Composition of Fuel Categories

Net generation statistics are grouped according to regions (see Electricity Monthly Update Explained Section) by generator type and fuel type. Generator type categories include:

Fossil Steam:  Steam turbines powered by the combustion of fossil fuels
Combined Cycle:  Combined cycle generation powered by natural gas, petroluem, landfill gas, or other miscellaneous energy sources
Other Fossil:  Simple cycle gas turbines, internal combusion turbines, and other fossil-powered technology
Nuclear Steam:  Steam turbines at operating nuclear power plants
Hydroelectric:  Conventional hydroelectric turbines
Wind:  Wind turbines
Other renewables: All other generation from renewable sources such as geothermal, solar, or biomass
Other:  Any other generation technology, including hydroelectric pumped storage

Generation statistics are also displayed by fuel type. These include:

Coal:  all generation associated with the consumption of coal
Natural Gas:  all generation associated with the consumption of natural gas
Nuclear:  all generation associated with nuclear power plants
Hydroelectric:  all generation associated with conventional hydroelectric turbines
Other Renewable: all generation associated with wind, solar, biomass, and geothermal energy sources
Other Fossil: all generation associated with petroleum products and fossil-dervied fuels
Other:  all other energy sources including waste heat, hydroelectric pumped storage, other reported sources

Relative Fossil Fuel Prices

Relative fossil fuel prices are daily averages of fossil fuel prices by month, displayed in dollars per million British thermal units as well as adjusted for operating efficiency at electric power plants to convert to dollars per megawatthour. Average national heat rates for typical operating units for 2010 were used to convert relative fossil fuel prices.

Average Days of Burn

Average Days of Burn is defined as the average number of days remaining until coal stocks reach zero if no further deliveries of coal are made. These data have been calculated using only the population of coal plants present in the monthly Form EIA-923. This includes 1) coal plants that have generators with a primary fuel of bituminous coal (including anthracite) or subbituminous, and 2) are in the Electric Power Sector (as defined in the above "Sector definitions"). Excluded are plants with a primary fuel of lignite or waste coal, mine mouth plants, and out-of-service plants. Coal storage terminals and the related plants that they serve are aggregated into one entity for the calculation of Average Days of Burn, as are plants that share stockpiles.

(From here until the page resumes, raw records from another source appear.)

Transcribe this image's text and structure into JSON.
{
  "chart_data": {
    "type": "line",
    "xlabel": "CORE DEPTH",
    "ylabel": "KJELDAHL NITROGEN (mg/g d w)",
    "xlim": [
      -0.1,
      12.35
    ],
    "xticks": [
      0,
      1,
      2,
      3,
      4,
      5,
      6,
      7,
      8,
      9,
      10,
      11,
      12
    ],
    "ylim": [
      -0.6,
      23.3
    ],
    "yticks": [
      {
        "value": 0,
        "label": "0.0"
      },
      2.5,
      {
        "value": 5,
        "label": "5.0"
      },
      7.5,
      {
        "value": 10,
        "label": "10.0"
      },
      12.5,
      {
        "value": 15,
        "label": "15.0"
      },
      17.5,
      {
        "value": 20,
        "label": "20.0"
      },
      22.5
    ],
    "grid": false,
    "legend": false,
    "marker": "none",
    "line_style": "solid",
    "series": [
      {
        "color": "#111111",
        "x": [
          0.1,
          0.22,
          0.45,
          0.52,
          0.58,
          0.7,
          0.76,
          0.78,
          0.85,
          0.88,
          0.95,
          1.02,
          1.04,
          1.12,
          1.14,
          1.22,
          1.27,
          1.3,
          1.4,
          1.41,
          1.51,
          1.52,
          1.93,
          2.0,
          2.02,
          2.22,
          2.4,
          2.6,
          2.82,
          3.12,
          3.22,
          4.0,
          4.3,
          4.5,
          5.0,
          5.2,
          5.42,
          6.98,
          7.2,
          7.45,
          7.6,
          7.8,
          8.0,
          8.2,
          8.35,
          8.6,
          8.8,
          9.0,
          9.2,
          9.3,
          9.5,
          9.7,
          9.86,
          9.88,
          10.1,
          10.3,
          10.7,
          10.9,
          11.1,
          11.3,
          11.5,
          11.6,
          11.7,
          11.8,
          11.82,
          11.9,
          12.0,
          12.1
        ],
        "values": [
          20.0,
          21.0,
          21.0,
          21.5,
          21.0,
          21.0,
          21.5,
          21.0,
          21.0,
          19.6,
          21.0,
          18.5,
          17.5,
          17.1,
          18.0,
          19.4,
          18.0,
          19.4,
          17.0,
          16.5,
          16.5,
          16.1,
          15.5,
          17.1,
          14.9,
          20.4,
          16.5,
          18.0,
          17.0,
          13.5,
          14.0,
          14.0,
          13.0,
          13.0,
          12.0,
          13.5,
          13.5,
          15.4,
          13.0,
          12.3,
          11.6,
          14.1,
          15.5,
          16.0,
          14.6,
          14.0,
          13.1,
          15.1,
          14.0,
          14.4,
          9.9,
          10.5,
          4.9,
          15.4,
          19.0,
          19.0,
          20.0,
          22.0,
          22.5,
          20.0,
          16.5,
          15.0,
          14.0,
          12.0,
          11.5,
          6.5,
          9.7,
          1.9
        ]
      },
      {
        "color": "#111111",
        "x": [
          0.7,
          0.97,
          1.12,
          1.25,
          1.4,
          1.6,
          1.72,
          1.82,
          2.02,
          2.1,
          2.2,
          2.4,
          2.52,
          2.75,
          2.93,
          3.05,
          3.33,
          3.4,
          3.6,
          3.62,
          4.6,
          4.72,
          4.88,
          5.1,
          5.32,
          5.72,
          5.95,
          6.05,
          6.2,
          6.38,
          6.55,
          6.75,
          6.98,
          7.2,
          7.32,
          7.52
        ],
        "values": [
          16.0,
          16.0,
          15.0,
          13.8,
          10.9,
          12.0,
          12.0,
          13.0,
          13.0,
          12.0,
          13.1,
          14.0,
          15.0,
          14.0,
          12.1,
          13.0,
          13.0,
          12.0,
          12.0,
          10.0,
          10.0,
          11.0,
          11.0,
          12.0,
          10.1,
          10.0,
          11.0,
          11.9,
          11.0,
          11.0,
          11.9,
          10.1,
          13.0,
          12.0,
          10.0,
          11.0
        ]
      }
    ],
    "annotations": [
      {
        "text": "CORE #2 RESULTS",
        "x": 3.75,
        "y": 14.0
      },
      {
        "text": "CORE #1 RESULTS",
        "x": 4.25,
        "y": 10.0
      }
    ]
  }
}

Average Days of Burn is computed as follows: End of month stocks for the current (data) month, divided by the average burn per day. Average Burn per Day is the average of the three previous years’ consumption as reported on the Form EIA-923.

These data are displayed by coal rank and by zone. Each zone has been formed by combining the following Census Divisions:

  • Northeast — New England, Middle Atlantic
  • South — South Atlantic, East South Central
  • Midwest — West North Central, East North Central
  • West — Mountain, West South Central, Pacific Contiguous

Coal Stocks vs. Days of Burn Stocks

The coal stocks data presented at the top of the Fossil Fuel Stocks section (“Coal Stocks”) will differ from the coal stocks presented in the Days of Burn section (“DOB Stocks”) at the bottom of the Fossil Fuel Stocks section. This occurs because Coal Stocks include the entire population of coal plants that report on both the annual and monthly Form EIA-923. The DOB Stocks only include coal plants that report on the monthly Form EIA-923 and have a primary fuel of bituminous (including anthracite) or subbituminous as reported on the Form EIA-860.